One problem for the summit is where to start. The extensive agenda includes too many key issues, including: How much extra stimulus governments should pump to revive their own and the global economy and get sustainable growth going again; what new rules and regulations should be put in place to stop future financial excesses and restore confidence; how to stimulate trade and prevent the resurgence of protectionism; what special measure should be taken to help the poorest countries; what new powers and funds should be given to the IMF and World Bank; what part the two should play in a reformed international financial system.

On its Web site, the G20 boasts that its members account for 85 percent of global output. In striving for inclusiveness it has become unwieldy. Ideas of giving emerging economic mega-powers China and India a greater voice have been lost in the profusion of voices at the top table, though critically Bangladesh, Pakistan and the oil-rich Gulf, apart from Saudi Arabia, are missing.

The G20 has become the G-22 with the unaccountable admission of the Netherlands and Spain. Places also have been found for the Czech Republic, as chair of the EU, plus the president of the EU commission — how the Europeans love double and triple dipping — the heads of the IMF and World Bank, the U.N. secretary general and chairs of the African Union, ASEAN and other regional bodies, making it a "G30something" circus of more than 1,000 summiteers.

Mutual bitching has already started. A small taste greeted British Prime Minister Gordon Brown last week in Brazil where he went trying to find common cause to set the world to rights. On the same platform as the British leader, President Luiz Ignacio Lula da Silva launched a stinging attack on the "white and blue-eyed" people "who appeared to be gods of wisdom" who started the crisis that has engulfed the world.

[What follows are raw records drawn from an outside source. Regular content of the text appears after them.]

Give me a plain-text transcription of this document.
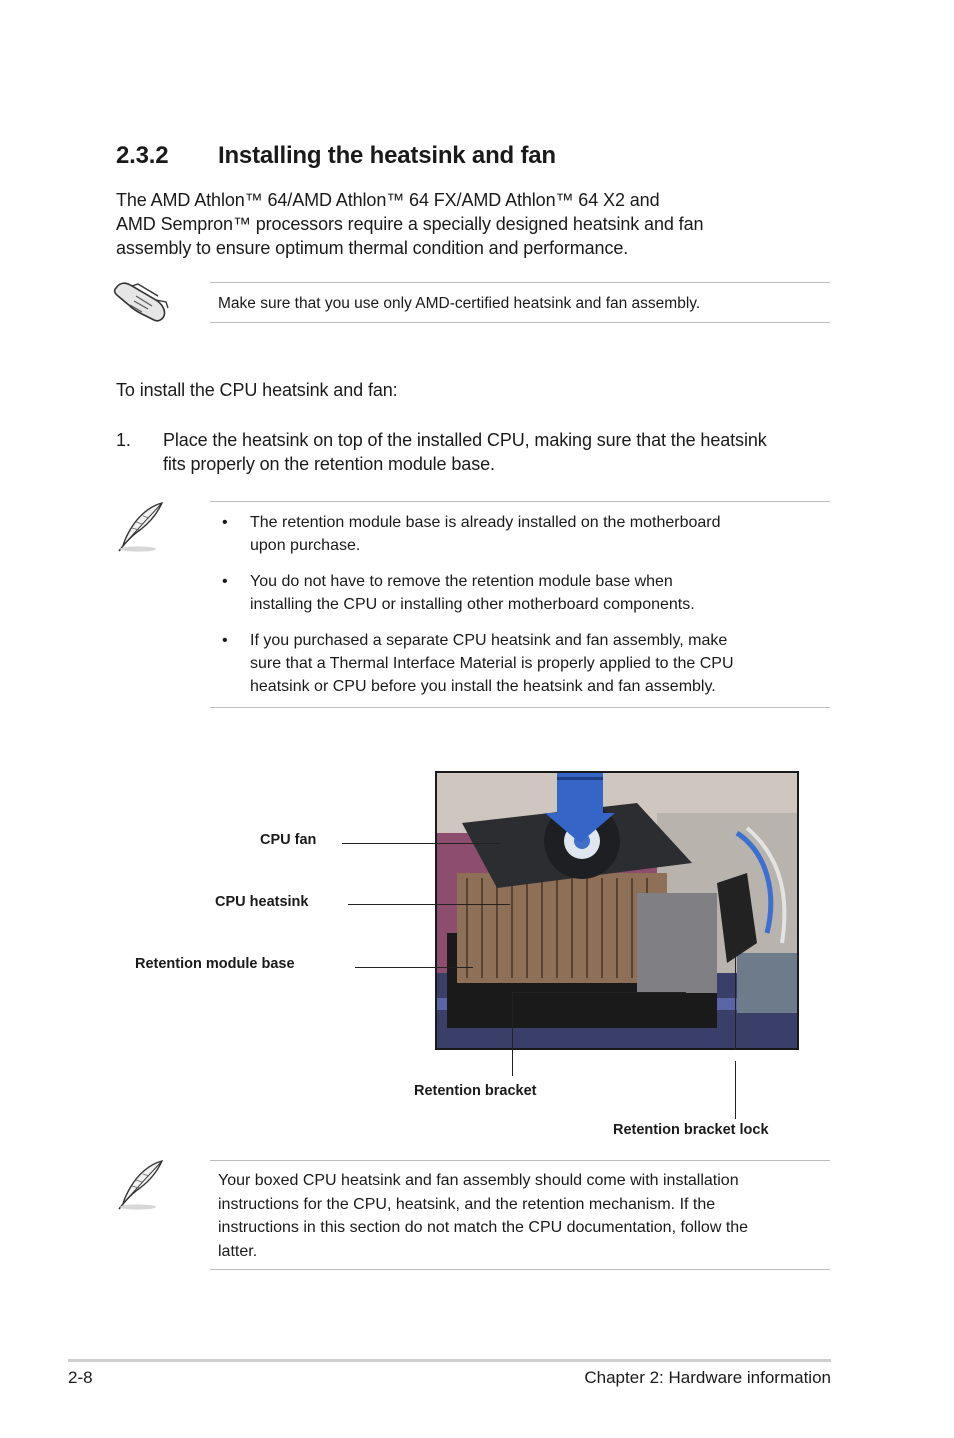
2.3.2 Installing the heatsink and fan
The AMD Athlon™ 64/AMD Athlon™ 64 FX/AMD Athlon™ 64 X2 and
AMD Sempron™ processors require a specially designed heatsink and fan
assembly to ensure optimum thermal condition and performance.
Make sure that you use only AMD-certified heatsink and fan assembly.
To install the CPU heatsink and fan:
1. Place the heatsink on top of the installed CPU, making sure that the heatsink
fits properly on the retention module base.
• The retention module base is already installed on the motherboard
upon purchase.
• You do not have to remove the retention module base when
installing the CPU or installing other motherboard components.
• If you purchased a separate CPU heatsink and fan assembly, make
sure that a Thermal Interface Material is properly applied to the CPU
heatsink or CPU before you install the heatsink and fan assembly.
CPU fan
CPU heatsink
Retention module base
Retention bracket
Retention bracket lock
Your boxed CPU heatsink and fan assembly should come with installation
instructions for the CPU, heatsink, and the retention mechanism. If the
instructions in this section do not match the CPU documentation, follow the
latter.
2-8	Chapter 2: Hardware information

President Barack Obama is not blue-eyed, but there are plenty of leaders who are gunning for the U.S. and American-style capitalism. There is a great gulf between the U.S. and Europe, and the leaking in Der Spiegel of a draft final communique containing plans for a $2 trillion global spending boost has been seen as a German ploy to defeat such spending.

There is a real danger that infighting among the old G7 members preoccupied by domestic politics may prevent China, India or the emerging countries being heard. Canada has already said specifically that helping the world's poorest countries is "secondary" to the need to restore global growth.
Kevin Rafferty, editor in chief of PlainWords Media, was managing editor at the World Bank.